“İnsan doğası hakkında bildiğim herşeyi kendimi tanıma sürecinde öğrendim.”
Çehov bitmez. Zaman değişir; Çehov kalır. Çünkü o insan hakkında çok fazla şey yazdı. Sıradan bir doktordan daha ötesiydi. İnsanın ruhunu ameliyat ediyordu. Tüm bu sıkıcı, zavallı, gri insan kalabalığının kıyısından yumuşak ama derin bir sitem tonuyla geçti. Sahip olduğu çok yönlü bir persona(kişilik) sayesinde hayatın saçmalıklarını, kaosunu, acımasızca kınamayı iyi biliyordu.
Sadece eklemek istiyorum. Bu olağanüstü yazarın kitaplarını henüz okumadı iseniz; bu boşluğu kesinlikle doldurun.
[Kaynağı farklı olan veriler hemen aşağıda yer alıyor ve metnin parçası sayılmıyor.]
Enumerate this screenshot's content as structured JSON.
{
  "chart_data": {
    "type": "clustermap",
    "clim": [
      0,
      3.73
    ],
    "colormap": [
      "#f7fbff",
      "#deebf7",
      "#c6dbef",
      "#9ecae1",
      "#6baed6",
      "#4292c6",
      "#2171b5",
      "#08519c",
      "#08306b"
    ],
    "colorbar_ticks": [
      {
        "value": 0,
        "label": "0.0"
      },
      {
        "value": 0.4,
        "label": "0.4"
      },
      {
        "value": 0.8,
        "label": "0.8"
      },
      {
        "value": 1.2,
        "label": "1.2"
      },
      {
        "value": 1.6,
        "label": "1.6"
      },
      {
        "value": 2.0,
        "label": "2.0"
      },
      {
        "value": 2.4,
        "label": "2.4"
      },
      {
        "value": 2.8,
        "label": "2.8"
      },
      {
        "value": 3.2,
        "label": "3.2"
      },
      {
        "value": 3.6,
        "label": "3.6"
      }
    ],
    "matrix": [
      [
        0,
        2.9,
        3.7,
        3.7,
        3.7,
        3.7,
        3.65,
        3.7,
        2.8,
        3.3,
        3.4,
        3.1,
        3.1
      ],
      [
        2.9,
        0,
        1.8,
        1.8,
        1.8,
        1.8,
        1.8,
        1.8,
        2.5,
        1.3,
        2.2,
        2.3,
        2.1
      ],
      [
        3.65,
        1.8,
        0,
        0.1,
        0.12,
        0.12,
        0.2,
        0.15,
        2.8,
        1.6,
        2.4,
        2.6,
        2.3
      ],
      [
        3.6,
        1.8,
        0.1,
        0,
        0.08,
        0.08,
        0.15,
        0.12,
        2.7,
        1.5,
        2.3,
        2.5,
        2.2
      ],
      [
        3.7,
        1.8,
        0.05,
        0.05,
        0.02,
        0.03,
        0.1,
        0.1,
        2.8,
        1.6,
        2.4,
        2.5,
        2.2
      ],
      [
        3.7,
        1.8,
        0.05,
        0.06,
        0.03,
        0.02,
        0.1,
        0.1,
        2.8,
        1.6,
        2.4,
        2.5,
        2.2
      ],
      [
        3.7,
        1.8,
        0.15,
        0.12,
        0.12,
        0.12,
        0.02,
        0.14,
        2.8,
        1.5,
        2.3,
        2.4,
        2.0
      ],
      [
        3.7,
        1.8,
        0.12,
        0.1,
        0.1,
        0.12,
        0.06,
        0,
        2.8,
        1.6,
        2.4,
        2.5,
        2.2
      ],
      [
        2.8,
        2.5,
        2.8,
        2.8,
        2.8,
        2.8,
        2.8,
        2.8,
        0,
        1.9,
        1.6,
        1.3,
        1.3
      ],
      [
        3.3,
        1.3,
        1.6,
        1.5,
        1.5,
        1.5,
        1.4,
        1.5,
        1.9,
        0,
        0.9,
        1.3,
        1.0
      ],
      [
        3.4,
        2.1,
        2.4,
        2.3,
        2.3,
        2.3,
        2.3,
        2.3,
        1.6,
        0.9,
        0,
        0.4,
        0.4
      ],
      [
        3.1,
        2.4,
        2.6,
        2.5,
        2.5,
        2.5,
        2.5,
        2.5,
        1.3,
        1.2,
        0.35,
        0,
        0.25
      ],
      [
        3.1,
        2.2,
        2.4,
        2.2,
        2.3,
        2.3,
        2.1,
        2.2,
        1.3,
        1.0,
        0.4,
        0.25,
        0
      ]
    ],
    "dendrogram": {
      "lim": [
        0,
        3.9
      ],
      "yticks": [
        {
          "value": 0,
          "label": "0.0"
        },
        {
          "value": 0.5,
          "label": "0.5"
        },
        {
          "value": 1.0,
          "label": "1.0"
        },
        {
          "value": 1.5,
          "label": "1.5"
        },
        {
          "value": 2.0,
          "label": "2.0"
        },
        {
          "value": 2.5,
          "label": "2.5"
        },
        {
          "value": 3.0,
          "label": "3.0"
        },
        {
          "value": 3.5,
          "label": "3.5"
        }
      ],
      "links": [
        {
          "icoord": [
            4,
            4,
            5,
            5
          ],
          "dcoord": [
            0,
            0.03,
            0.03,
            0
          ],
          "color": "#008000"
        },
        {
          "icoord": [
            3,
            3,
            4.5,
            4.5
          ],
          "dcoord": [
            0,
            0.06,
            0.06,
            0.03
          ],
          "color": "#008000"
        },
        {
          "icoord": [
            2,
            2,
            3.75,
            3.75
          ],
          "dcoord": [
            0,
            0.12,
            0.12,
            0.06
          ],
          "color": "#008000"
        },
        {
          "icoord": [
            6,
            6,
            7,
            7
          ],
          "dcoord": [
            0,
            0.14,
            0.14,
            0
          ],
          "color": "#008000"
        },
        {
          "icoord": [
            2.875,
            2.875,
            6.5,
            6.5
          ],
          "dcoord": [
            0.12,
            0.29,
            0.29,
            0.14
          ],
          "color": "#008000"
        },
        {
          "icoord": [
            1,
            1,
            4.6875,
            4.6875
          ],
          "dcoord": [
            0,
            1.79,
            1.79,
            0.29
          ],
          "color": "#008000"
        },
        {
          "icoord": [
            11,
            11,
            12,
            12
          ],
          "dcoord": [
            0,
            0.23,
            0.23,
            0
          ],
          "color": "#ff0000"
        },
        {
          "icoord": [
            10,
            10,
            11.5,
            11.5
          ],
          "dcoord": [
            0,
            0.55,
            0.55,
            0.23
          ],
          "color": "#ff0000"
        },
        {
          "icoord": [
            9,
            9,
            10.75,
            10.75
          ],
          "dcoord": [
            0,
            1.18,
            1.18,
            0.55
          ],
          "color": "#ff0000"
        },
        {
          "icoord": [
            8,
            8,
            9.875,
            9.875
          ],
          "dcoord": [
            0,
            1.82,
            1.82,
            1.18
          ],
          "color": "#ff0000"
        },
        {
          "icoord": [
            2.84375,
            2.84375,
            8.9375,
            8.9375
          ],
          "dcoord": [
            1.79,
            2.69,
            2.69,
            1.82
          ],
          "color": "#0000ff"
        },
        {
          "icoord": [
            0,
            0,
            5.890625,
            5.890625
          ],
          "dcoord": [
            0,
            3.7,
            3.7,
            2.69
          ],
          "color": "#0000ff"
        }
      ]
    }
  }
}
“Mutlular, mutsuz kişiler sustukları için kendilerini mutlu hissederler.” (Bektaşi Üzümü)
Çehov devrimci mi?
Devrim mi?
Elbette!
Gökyüzünden baktı ve dedi ki:
“Kötü yaşıyorsunuz, beyler!”
Yalta’da yaşayan, aynı zamanda bir yazar olan Yelpatyevsky anlatıyor: Petersburg’un canlanma döneminde, 1905 devriminden önce Petersburg’dan Yalta’ya döndüğüm zaman, aynı gün, sabırsızlıkla beni aradı, benimle ilgili acil bir iş olduğunu acele hemen ona gitmemi istedi. Aslında, onun acelesi vardı.. bu sonra ortaya çıktı. Moskova’da, Petersburg’da ne oluyor hemen bilmek istiyordu, o an bilmek istediği edebiyat değildi, politik dünyayı, yaklaşan devrimi bilmek istiyordu. Ben o sırada olup bitenlere fazla aldırmıyordum. Biraz şüpheci davrandım. Hemen heyecanlandı, keskin ve şüphesiz bana saldırdı. Bu kişi Çehov değildi.
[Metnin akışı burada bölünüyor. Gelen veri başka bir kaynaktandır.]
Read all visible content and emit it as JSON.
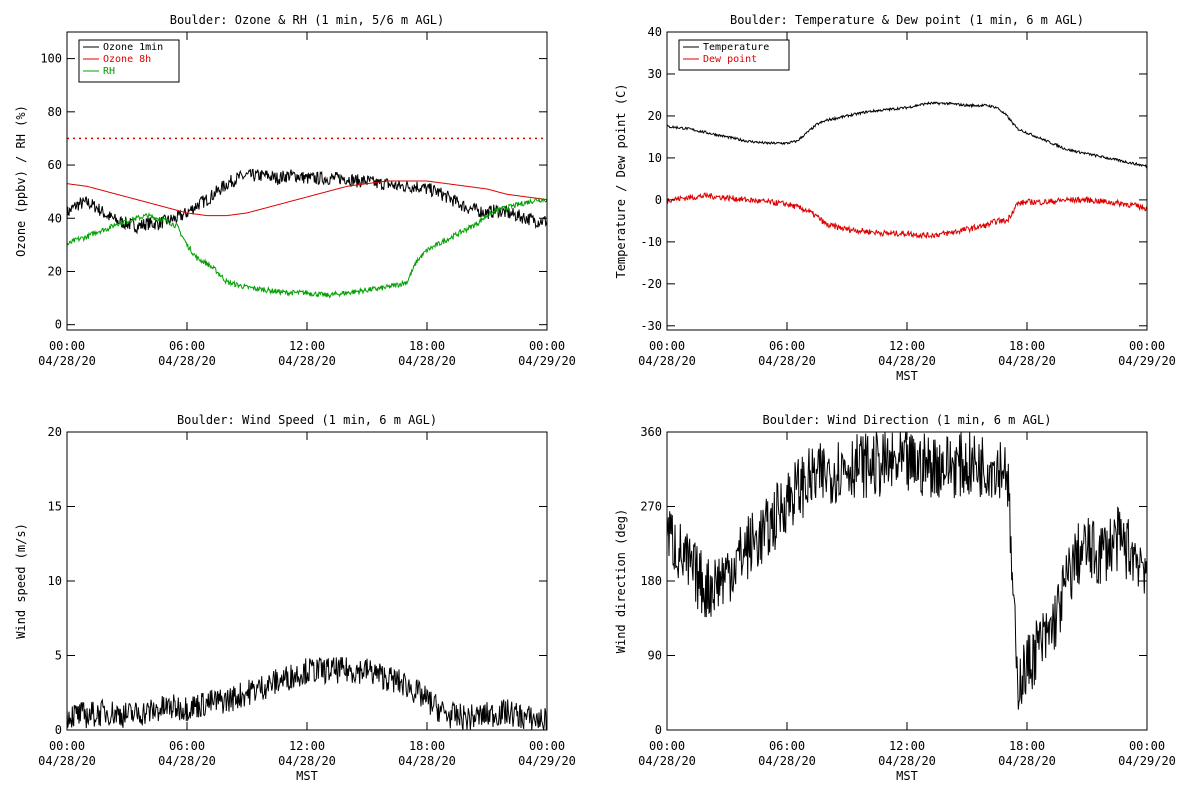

“Nasıl böyle konuşabilirsiniz, nasıl! Üstelik görmüyor musunuz, herşey tepeden tırnağa değişti! Hem işçiler hem de toplum!”
Sonuçta; zeki, özenli, yetenekli bir adam emperyalizm çağının ilk halk devrimi hareketine duyarsız kalamazdı. Öyle değil mi! Üstelik, hayatının ana draması’nda ve yaratıcılığının temelinde bu vardı.
Çehov’un ruhunu daha iyi anlayabilmek için, Gorki’nin onun hakkında anlattıklarına bakmanız gerekir. Hayat ikisine de adil değildi. Bu trajedi asla tedavi edilemez. Ya Gorki gibi hayata direnirdin ya da Çehov gibi 45 yaşında ölmek için, kendine Almanya’da küçük bir köy seçerdin.
Robin kuşu, Gorki!
Gorki ve Çehov’un birlikte çok zaman geçirdiklerini, hatta yakın dost olduklarını biliyoruz. Türkiye’de öğrencilerin Gorki’nin eserlerine ulaşamaması, okumaması için uzun yıllar politika yürütüldü. Çünkü, Gorki Rusya’da devrimin kuşuydu. Neşe, umut getiren şarkısı yüzünden “Robin Kuşu”na çok benzetiyorum. Çehov’un ruhunun ince kıvrımlarını biliyordu.
“Her yerde bayağılığı bulma ve onu gölgeleme sanatına sahipti. İnsanları sade, güzel, uyumlu olarak görme konusunda ateşli ve arzulu yaratılış, yalnızca yaşamdan yüksek beklentileri olan bir kişinin erişebileceği bir sanat. Kabalığa karşı her zaman acımasız ve keskin bir yargıç olmuştur. Çehov, hayatı gözden kaçıran insanlar hakkında birçok komedi yazdı ve bu ona birçok düşman kazandırdı” diye yazdı.
Gerçekten Çehov, küflü dar kafalılara karşı acımasız bir savaşçı, halkın aydınlanması konusunda özverili ve çıkarsız bir koruyucu, modası geçmiş, banal herşeyin yıkıcısıdır.
İşte bu yüzden;
Çehov ölür, yaşam ölür. Çehov ölür, aydınlanan hikayeler, bilgelik, tarafsızlık, insanlara acıyan değil; şefkat ile dolup taşan bir kalp ölür, arkadaşlık ölür.
Modern dünyanın insanları için böylesine yüksek bir entelektüelden asla vaz geçilemez. Çünkü, yeni uluslar üstü toplumun fikir öncüsü, bayağılıktan kurtulmanın ateşi, devrimin atom numarasıdır.
“Milyonlarca insan hayvanlardan daha kötü yaşıyor, sadece bir parça ekmek uğruna.”